Stephen lève les mains avec consternation : pourquoi, au nom de Dieu, l’administration Trump a-t-elle maintenant promis de fournir des armes à Kiev ? Eh bien, le prétexte était de, quoi d’autre, dissuader Poutine de « plus d’agressions contre l’Ukraine, ce pour quoi il n’a montré aucun désir ni intention d’aucune sorte ». Cela n’a pas non plus de sens géopolitique. La Russie voisine peut facilement améliorer ses armes dans les provinces rebelles » (ibid.). Pourquoi Trump, qui voulait coopérer avec la Russie, a-t-il fait un tel « pas téméraire » ? Cohen pense qu’il est très probablement vrai qu’il essayait de “réfuter les allégations du Russiagate selon lesquelles il est un laquais du Kremlin – des accusations qu’il entend et lit quotidiennement non seulement à partir de commentaires accablants sur MSNBC et CNN, mais aussi de l’universitaire autrefois distingué Paul Krugman, qui a dit à son New York Times lecteurs du 17 novembre 2017 : « Il n’y a vraiment aucun doute sur la collusion Trump/Poutine, et Trump continue en fait d’agir comme la marionnette de Poutine » (ibid.).

Langue du livre de jeu orwellien

Remarquez le choix de la langue (« pas de question », « en fait », « continue » et « marionnette ») – tout droit sorti du livre de jeu d’Orwell. En fait, Cohen dit qu’il y a toutes les « ‘questions’ et pour l’instant aucun ‘en fait’ du tout » (ibid.). Est-ce que les penseurs rêvent de ça avec des whiskies dans leurs arrière-boutiques ? “Hé, comment cela fonctionnerait-il?” Des éclats de rire remplissent la pièce. Puis d’un coin de la pièce vient la suggestion. “Pourquoi n’inventons-nous pas une histoire fictive selon laquelle Poutine a piraté le DNC et envoyé les e-mails pour mettre Trump à la Maison Blanche ?” Des éclats de rire remplissent la pièce. Ils se précipitent tous pour commencer à réparer le récit calomnieux en place.
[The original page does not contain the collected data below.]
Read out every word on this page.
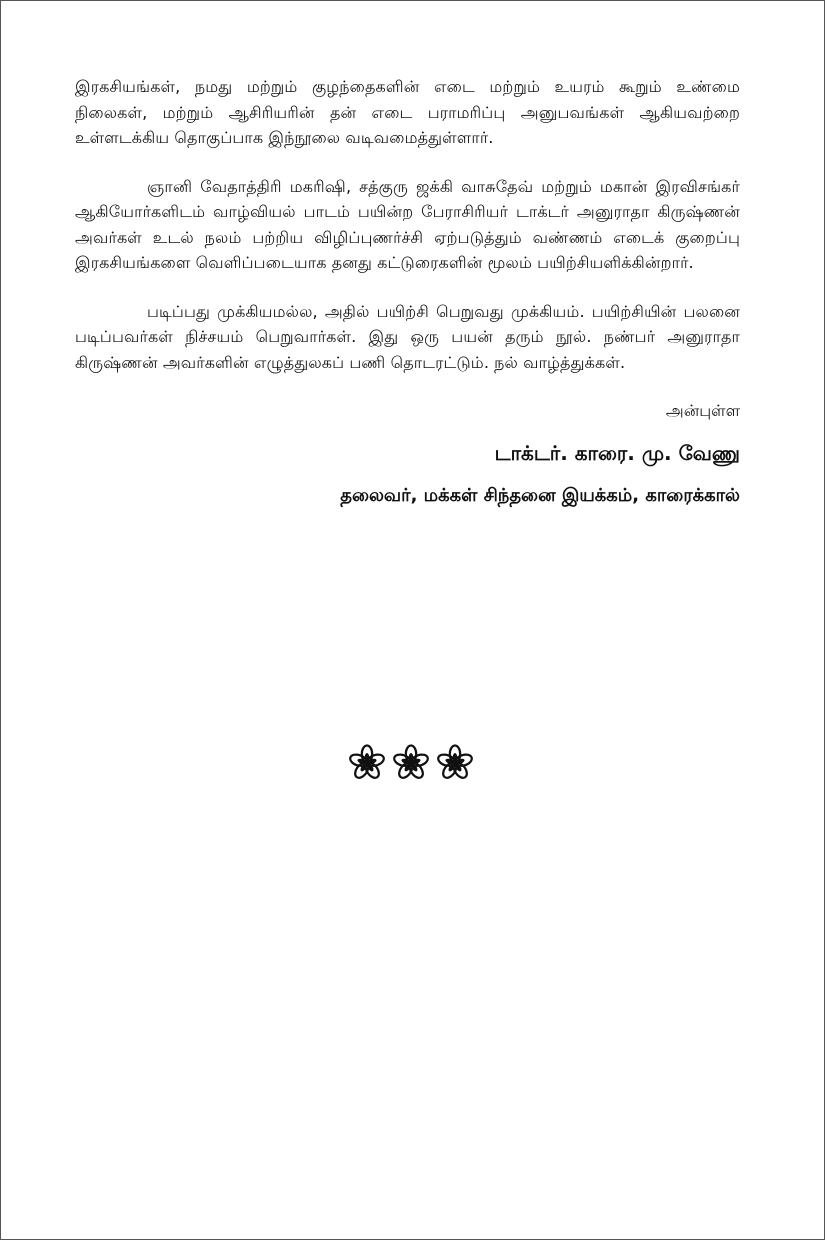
இரகசியங்கள், நமது மற்றும் குழந்தைகளின் எடை மற்றும் உயரம் கூறும் உண்மை நிலைகள், மற்றும் ஆசிரியரின் தன் எடை பராமரிப்பு அனுபவங்கள் ஆகியவற்றை உள்ளடக்கிய தொகுப்பாக இந்நூலை வடிவமைத்துள்ளார்.

ஞானி வேதாத்திரி மகரிஷி, சத்குரு ஜக்கி வாசுதேவ் மற்றும் மகான் இரவிசங்கர் ஆகியோர்களிடம் வாழ்வியல் பாடம் பயின்ற பேராசிரியர் டாக்டர் அனுராதா கிருஷ்ணன் அவர்கள் உடல் நலம் பற்றிய விழிப்புணர்ச்சி ஏற்படுத்தும் வண்ணம் எடைக் குறைப்பு இரகசியங்களை வெளிப்படையாக தனது கட்டுரைகளின் மூலம் பயிற்சியளிக்கின்றார்.

படிப்பது முக்கியமல்ல, அதில் பயிற்சி பெறுவது முக்கியம். பயிற்சியின் பலனை படிப்பவர்கள் நிச்சயம் பெறுவார்கள். இது ஒரு பயன் தரும் நூல். நண்பர் அனுராதா கிருஷ்ணன் அவர்களின் எழுத்துலகப் பணி தொடரட்டும். நல் வாழ்த்துக்கள்.

அன்புள்ள
டாக்டர். காரை. மு. வேணு
தலைவர், மக்கள் சிந்தனை இயக்கம், காரைக்கால்
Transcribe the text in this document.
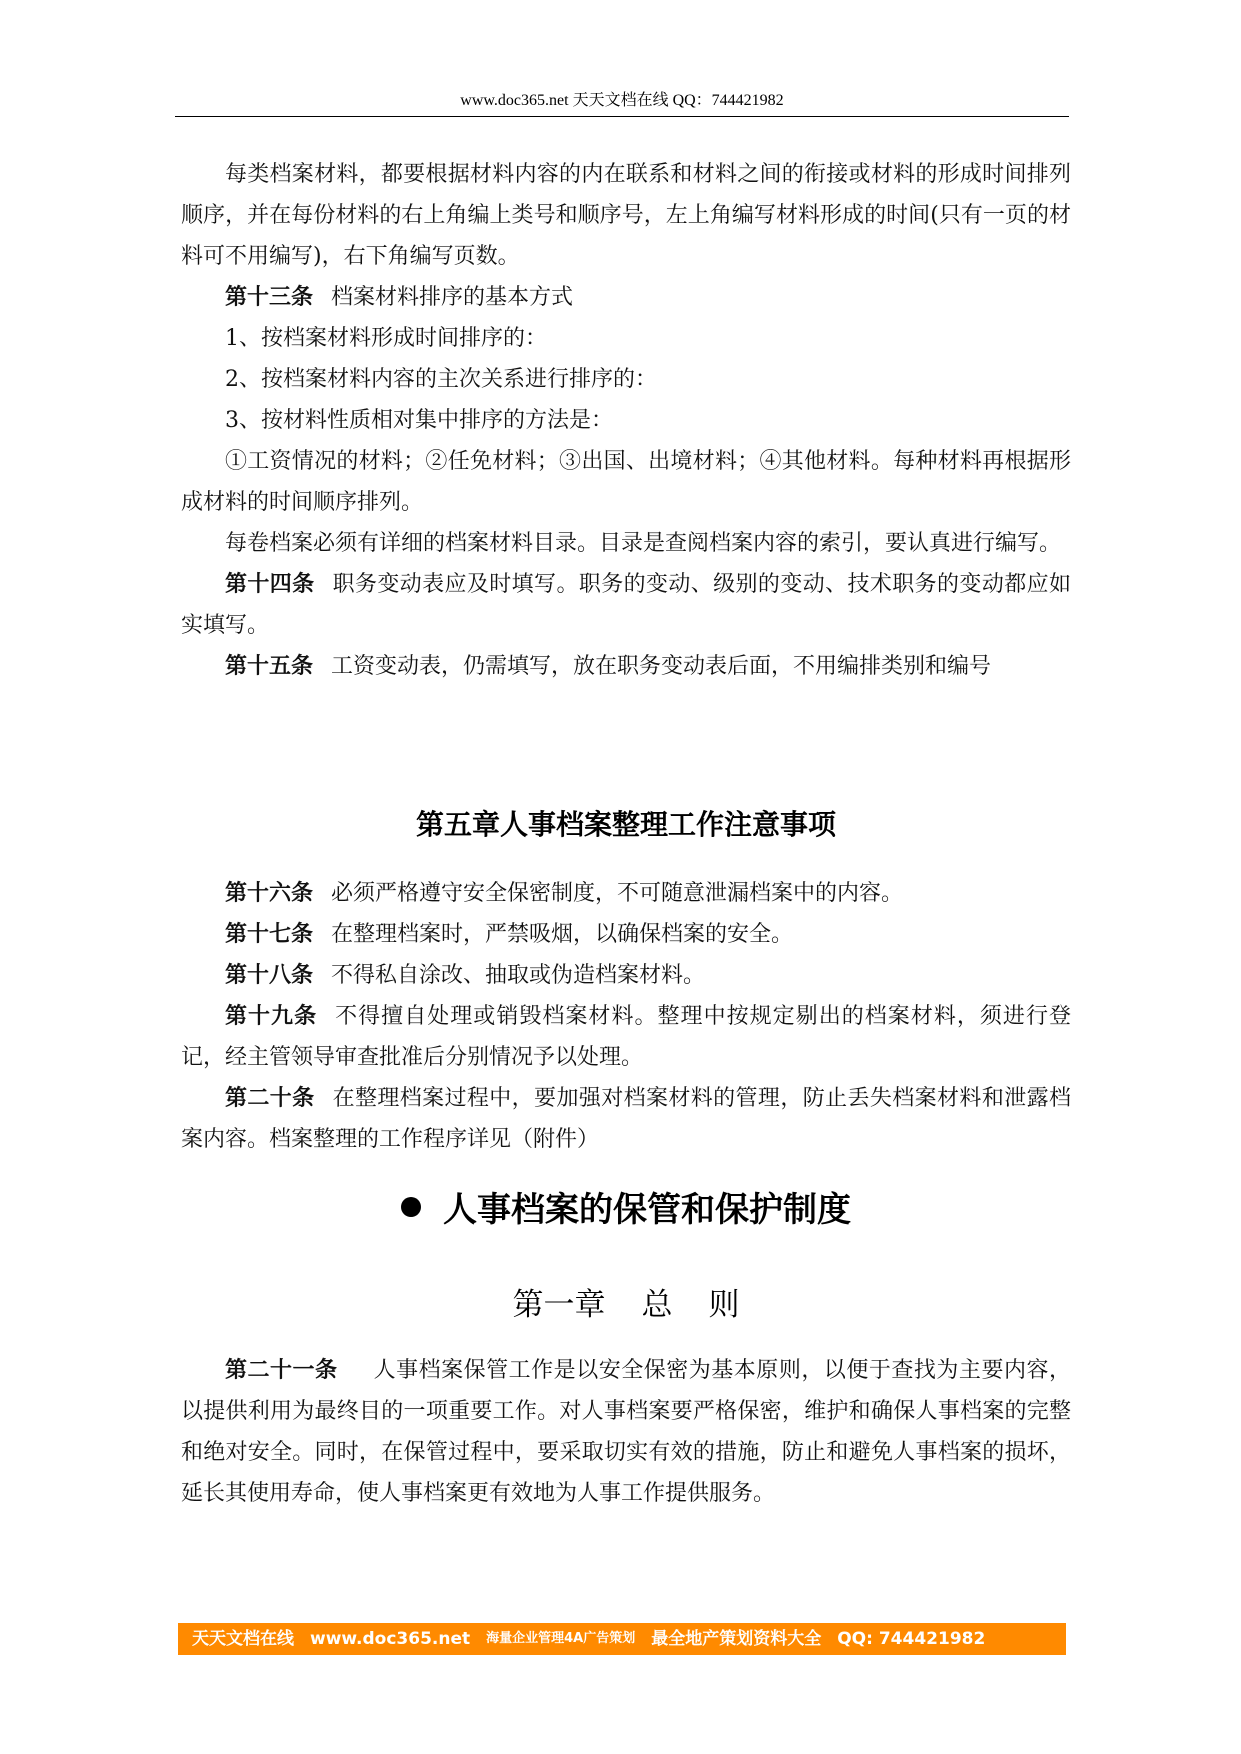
www.doc365.net 天天文档在线 QQ：744421982

每类档案材料，都要根据材料内容的内在联系和材料之间的衔接或材料的形成时间排列顺序，并在每份材料的右上角编上类号和顺序号，左上角编写材料形成的时间(只有一页的材料可不用编写)，右下角编写页数。

第十三条 档案材料排序的基本方式

1、按档案材料形成时间排序的：

2、按档案材料内容的主次关系进行排序的：

3、按材料性质相对集中排序的方法是：

①工资情况的材料；②任免材料；③出国、出境材料；④其他材料。每种材料再根据形成材料的时间顺序排列。

每卷档案必须有详细的档案材料目录。目录是查阅档案内容的索引，要认真进行编写。

第十四条 职务变动表应及时填写。职务的变动、级别的变动、技术职务的变动都应如实填写。

第十五条 工资变动表，仍需填写，放在职务变动表后面，不用编排类别和编号

第五章人事档案整理工作注意事项

第十六条 必须严格遵守安全保密制度，不可随意泄漏档案中的内容。

第十七条 在整理档案时，严禁吸烟，以确保档案的安全。

第十八条 不得私自涂改、抽取或伪造档案材料。

第十九条 不得擅自处理或销毁档案材料。整理中按规定剔出的档案材料，须进行登记，经主管领导审查批准后分别情况予以处理。

第二十条 在整理档案过程中，要加强对档案材料的管理，防止丢失档案材料和泄露档案内容。档案整理的工作程序详见（附件）

人事档案的保管和保护制度
第一章 总 则

第二十一条 人事档案保管工作是以安全保密为基本原则，以便于查找为主要内容，以提供利用为最终目的一项重要工作。对人事档案要严格保密，维护和确保人事档案的完整和绝对安全。同时，在保管过程中，要采取切实有效的措施，防止和避免人事档案的损坏，延长其使用寿命，使人事档案更有效地为人事工作提供服务。

天天文档在线 www.doc365.net 海量企业管理4A广告策划 最全地产策划资料大全 QQ: 744421982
Cohen tire cet aperçu critique du désespoir de Trump pour échapper aux allégations selon lesquelles il est un président « traître ». Il déclare que si les médias voulaient un “récit douteux”, ils pourraient se concentrer sur l’ancien vice-président Joe Biden. « Biden, qui cherche clairement déjà l’investiture présidentielle démocrate de 2020, porte une lourde responsabilité dans la crise ukrainienne vieille de quatre ans, bien qu’il ne montre aucun signe de repensement ou de remords » (ibid.). Quatre ans plus tard, cette accusation est vraie.

Cohen nous rappelle également que «Biden et son co-auteur, Michael Carpenter, enchaînent un mélange de récits très discutables, voire carrément faux, concernant« Comment tenir tête au Kremlin », dont beaucoup concernent les années où il était vice-président. En cours de route, Biden réprimande à plusieurs reprises Poutine pour son ingérence dans les élections occidentales. C’est le même Joe Biden qui a dit à Poutine de ne pas revenir à la présidence russe lors de la prétendue « réinitialisation » d’Obama avec le président Dmitri Medvedev, et qui, en février 2014, a dit au président Ukrainien démocratiquement élu Ianoukovitch d’abdiquer et de fuir le pays » (p. 146). Et ce même Joe Biden fait une sacrée ingérence sérieuse en 2022 dans ce pays à la frontière de la Russie. Poutine déteste Joe Biden – on peut comprendre pourquoi.